El héroe de la resistencia fue el sorprendente Wuilker Faríñez. Tapó con maestría zapatazos a quemarropa de Icardi, de Dybala y de Messi. Se multiplicaban como aguerridos volantes de marca Yangel Herrera, Arquímides Figuera y Junior Moreno. Eran tres hombres pero parecían seis.

Con Jhon Chancellor y Rolf Feltscher metidos en el fondo como cancerberos de los tres postes, la escuadra caribeña despejaba pelotas de su área como si sacara agua de un barco que se hundía. Pero la barca no se iba a pique.

Mauro Icardi se plantó como un verdugo en el corazón del área vinotinto. Lionel Messi manejaba la batuta de la orquesta y marcaba el ritmo del tifón.

El hombre clave para quebrar el cero era Di María. Cuando se lesionó y fue reemplazado por Marcos Acuña, Argentina se apagó, se agotó, se le acabó la gasolina. Tampoco tuvo tantas luces ni inspiración para meter un cambio de ritmo, una gambeta genial. Era pura pasión, ambición y obligación de ganar.

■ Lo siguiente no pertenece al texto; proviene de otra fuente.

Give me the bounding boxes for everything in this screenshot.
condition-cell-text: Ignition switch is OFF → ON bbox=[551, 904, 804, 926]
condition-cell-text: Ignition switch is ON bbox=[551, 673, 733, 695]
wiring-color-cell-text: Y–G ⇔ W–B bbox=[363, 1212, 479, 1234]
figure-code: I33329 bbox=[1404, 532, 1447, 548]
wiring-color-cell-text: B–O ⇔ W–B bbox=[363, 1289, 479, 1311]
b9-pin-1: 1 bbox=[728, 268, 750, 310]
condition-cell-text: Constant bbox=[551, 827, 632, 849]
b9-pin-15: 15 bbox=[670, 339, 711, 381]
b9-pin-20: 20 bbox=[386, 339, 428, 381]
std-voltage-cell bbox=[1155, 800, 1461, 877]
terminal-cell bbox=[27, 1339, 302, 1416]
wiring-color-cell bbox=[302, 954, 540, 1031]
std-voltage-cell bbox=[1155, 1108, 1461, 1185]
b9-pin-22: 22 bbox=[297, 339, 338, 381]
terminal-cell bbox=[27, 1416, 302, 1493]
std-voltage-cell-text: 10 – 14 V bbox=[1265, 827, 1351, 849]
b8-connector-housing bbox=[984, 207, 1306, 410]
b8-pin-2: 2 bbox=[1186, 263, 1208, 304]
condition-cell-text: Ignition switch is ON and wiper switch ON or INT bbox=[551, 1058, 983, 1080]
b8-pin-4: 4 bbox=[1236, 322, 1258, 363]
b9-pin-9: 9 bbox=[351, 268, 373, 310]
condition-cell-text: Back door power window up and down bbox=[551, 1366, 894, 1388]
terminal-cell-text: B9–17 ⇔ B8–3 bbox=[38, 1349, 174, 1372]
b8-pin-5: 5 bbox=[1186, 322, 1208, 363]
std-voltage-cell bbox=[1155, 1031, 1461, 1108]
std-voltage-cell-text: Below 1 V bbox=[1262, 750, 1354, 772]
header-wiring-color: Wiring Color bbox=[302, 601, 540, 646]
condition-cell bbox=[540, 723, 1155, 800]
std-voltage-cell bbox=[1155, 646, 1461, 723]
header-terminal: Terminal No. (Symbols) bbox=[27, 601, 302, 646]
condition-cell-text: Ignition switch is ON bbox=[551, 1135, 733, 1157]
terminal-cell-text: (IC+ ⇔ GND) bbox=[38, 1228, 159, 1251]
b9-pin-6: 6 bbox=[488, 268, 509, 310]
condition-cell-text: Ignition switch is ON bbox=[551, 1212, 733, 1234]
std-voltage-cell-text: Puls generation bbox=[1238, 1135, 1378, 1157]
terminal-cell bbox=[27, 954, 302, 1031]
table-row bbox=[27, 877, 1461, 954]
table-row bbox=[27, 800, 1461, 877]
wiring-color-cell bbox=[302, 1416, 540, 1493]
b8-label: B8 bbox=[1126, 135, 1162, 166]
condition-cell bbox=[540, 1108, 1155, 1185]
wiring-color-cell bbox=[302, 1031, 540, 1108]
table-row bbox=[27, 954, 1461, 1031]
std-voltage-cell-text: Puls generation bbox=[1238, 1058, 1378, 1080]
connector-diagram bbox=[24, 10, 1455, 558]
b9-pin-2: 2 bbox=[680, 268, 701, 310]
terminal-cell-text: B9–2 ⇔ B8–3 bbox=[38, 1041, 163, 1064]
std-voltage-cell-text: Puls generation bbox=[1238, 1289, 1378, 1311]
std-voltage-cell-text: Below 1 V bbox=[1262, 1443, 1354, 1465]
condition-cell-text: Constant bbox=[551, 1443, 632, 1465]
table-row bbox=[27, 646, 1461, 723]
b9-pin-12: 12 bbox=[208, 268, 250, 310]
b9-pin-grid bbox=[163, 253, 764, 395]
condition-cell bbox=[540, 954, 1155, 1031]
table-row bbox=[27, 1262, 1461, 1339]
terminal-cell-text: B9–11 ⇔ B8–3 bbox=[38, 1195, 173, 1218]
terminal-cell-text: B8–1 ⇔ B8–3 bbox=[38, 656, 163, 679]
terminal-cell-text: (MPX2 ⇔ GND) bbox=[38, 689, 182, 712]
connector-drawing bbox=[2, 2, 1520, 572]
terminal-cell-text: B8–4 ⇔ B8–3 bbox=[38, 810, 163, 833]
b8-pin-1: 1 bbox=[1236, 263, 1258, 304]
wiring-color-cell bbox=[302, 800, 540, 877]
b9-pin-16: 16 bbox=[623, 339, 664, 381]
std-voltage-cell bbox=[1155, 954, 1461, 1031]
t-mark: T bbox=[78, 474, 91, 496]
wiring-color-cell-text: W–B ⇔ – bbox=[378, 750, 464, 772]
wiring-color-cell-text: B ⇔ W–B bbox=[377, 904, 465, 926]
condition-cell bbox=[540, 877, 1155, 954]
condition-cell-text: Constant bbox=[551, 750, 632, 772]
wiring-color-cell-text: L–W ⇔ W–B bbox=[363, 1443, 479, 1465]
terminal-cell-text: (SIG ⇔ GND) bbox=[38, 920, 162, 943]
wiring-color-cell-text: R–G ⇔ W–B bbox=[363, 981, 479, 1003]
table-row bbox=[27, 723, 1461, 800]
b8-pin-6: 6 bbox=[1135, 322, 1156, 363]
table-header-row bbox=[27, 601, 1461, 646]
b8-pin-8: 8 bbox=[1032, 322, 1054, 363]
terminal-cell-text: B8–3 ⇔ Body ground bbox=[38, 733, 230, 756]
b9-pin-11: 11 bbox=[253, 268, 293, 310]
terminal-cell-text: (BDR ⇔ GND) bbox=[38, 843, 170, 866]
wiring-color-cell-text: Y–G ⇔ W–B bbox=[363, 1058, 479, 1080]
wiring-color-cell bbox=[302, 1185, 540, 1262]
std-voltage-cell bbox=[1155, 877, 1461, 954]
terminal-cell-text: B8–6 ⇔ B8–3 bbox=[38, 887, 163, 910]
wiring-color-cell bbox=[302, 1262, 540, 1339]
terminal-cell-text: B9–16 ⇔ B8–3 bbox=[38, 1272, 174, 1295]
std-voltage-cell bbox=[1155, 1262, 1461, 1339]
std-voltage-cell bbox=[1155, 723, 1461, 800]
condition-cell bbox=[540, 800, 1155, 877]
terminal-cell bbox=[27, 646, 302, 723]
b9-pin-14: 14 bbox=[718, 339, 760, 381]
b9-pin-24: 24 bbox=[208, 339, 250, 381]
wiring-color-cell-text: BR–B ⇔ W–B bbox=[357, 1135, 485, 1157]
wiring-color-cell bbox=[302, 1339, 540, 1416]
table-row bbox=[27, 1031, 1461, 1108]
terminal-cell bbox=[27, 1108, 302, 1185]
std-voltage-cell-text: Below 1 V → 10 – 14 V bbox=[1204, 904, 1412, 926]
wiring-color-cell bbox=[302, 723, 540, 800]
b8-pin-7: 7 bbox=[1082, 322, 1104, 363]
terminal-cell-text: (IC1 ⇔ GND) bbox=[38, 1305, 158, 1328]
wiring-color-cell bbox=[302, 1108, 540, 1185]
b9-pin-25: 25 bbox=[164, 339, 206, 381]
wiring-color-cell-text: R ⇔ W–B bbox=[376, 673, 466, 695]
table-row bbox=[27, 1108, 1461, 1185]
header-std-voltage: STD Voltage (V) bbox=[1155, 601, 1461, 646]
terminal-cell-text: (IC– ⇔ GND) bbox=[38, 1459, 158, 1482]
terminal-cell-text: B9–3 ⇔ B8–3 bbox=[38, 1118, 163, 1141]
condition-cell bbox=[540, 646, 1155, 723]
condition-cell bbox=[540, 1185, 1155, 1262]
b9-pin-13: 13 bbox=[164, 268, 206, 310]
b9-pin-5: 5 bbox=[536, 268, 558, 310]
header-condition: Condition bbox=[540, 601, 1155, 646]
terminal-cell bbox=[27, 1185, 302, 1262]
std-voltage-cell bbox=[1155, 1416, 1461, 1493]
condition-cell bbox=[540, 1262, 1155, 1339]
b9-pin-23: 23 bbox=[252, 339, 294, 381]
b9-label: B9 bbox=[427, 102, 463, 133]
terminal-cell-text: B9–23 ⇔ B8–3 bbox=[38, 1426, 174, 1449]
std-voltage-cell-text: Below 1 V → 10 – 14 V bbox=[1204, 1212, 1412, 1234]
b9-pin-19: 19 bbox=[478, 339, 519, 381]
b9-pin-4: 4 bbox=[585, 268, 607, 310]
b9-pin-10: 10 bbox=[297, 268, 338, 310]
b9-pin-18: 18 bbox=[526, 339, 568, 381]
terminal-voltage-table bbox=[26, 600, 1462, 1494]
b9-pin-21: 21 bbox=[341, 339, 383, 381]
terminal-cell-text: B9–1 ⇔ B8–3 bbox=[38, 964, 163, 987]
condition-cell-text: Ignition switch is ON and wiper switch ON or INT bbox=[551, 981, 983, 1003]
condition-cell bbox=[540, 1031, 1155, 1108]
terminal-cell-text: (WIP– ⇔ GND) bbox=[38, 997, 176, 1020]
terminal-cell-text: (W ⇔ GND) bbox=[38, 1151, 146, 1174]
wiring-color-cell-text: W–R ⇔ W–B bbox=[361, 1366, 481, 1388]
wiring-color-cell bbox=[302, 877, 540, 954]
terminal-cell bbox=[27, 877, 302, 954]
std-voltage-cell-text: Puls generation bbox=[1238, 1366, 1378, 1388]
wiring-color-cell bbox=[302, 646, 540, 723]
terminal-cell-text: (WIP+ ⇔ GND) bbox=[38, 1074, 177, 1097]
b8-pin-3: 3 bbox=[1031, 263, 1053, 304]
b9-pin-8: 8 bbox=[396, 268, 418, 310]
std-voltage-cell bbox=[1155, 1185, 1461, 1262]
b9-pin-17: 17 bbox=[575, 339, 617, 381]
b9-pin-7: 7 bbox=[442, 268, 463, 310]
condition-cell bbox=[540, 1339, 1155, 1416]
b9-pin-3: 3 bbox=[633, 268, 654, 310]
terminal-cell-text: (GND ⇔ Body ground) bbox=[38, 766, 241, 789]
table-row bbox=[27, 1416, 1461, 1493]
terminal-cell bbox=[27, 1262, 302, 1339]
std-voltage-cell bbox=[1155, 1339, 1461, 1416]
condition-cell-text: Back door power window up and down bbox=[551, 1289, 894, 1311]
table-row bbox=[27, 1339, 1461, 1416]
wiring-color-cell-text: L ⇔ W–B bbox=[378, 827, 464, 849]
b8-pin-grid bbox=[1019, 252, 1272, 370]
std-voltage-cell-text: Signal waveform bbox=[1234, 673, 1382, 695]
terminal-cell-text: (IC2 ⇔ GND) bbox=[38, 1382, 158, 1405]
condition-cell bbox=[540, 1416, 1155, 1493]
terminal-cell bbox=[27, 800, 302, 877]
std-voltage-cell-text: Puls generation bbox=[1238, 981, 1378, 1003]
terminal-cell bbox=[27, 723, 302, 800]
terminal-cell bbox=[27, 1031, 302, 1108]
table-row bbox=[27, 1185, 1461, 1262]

Argentina se hizo más lenta, más previsible. El esquema de 5-4-1 de los venezolanos, con Salomón Rondón más solo que Robinson Crusoe en la isla, se volvió un 5-5. Un bosque color vinotinto desplegado como guardia pretoriana delante de Faríñez. Contra semejante disciplina, hacía falta un relámpago de claridad, una lamparita que se prendiera.

Pero se le prendió primero a Venezuela. Fue como en una pesadilla. Surgió como un rayo un contragolpe de los acorralados. Miles de voces enmudecieron y el silencio se volvió, como dijo una vez un escritor, ensordecedor, cuando Jhon Murillo quedó solo frente a la salida desesperada de Sergio Romero y la mandó suave al fondo de la red. Sergio Córdova le había dado un pase de fantasía.

Argentina quedó aferrada de una ramita colgando del abismo. Sólo una ráfaga de coraje podía salvarla. La produjo Acuña tres minutos después. Apiló a dos defensores por el flanco izquierdo y metió un centro como un estilete que Feltscher clavó en contra de su valla.

Los avances de Argentina fueron cada vez más desordenados. Ni con las entradas del delantero Darío Benedetto y el volante Javier Pastore cambió la historia.